If anyone knows of other providers that charge like this then please let me know.
With respect to calling features, most are the price quoted. There might be exceptions, but this is useful as a guide. When Openreach allowed access to its price list (without having to have an account to sign in on the site) the cost of calling features was an astounding 36p (ex. VAT). This was a year or two ago, and the price had gone up from 24p. Now we see how BT can do Line Rental Plus, which includes a load of features, for 'only' £2 per month. To be fair to BT, I think this is a reasonable charge. To pay £12.75 for 5+ calling features is extortion.
Neither of these two providers gives pricing for calls to the Channel Islands, so we don't know whether such calls are treated as UK geographic ones or not.

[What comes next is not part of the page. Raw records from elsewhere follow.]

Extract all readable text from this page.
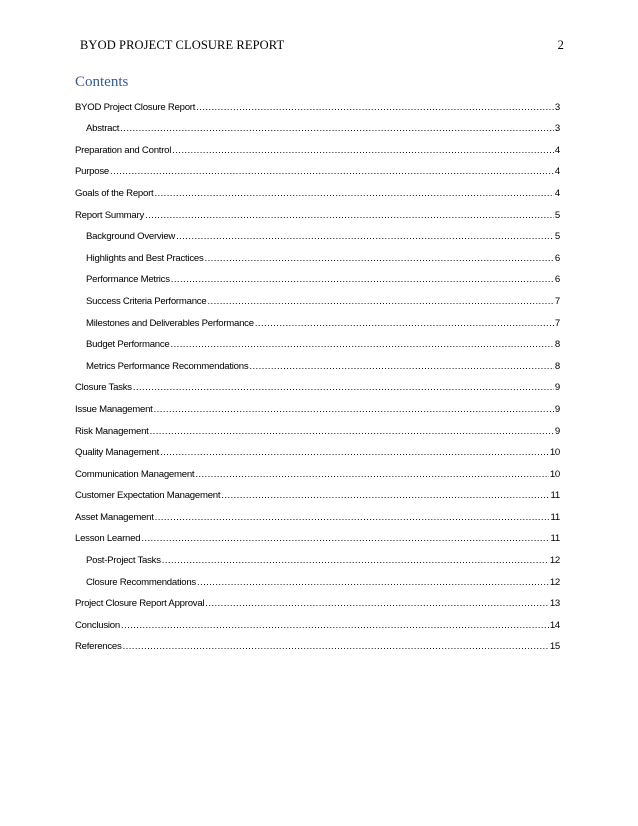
BYOD PROJECT CLOSURE REPORT	2
Contents
BYOD Project Closure Report .....	3
Abstract .....	3
Preparation and Control .....	4
Purpose .....	4
Goals of the Report .....	4
Report Summary .....	5
Background Overview .....	5
Highlights and Best Practices .....	6
Performance Metrics .....	6
Success Criteria Performance .....	7
Milestones and Deliverables Performance .....	7
Budget Performance .....	8
Metrics Performance Recommendations .....	8
Closure Tasks .....	9
Issue Management .....	9
Risk Management .....	9
Quality Management .....	10
Communication Management .....	10
Customer Expectation Management .....	11
Asset Management .....	11
Lesson Learned .....	11
Post-Project Tasks .....	12
Closure Recommendations .....	12
Project Closure Report Approval .....	13
Conclusion .....	14
References .....	15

The Channel Islands also don't appear on the list of international destinations (for both providers).
When you look at the charges here, you really see how eye-watering BT's are. Inclusive plans, certainly with BT's charges, haven't really been giving anything, generally.
The principal exception is for people who make many minutes of calls (high users). But people are tending away from using the phone, especially landlines, are they not. This means we are tending away from getting value out of such packages.
If we wish to argue that inclusive plans are good because it means people know how much they will pay, then this is true, to a point. It is (was) true providing they don't go over the hour, and it is true but at what true cost?!
Clearly, the main thing is that the mainstream providers, along with what I shall term mainstream outliers (e.g. The Phone Co-op, Utility Warehouse and Post Office Home Phone), all use the inclusive call plan model, and this is the reason it is so common.
If BT avails punters of 20 pence per minute – billed in whole-minute increments – then how come these can do it for a tiny fraction with per second billing?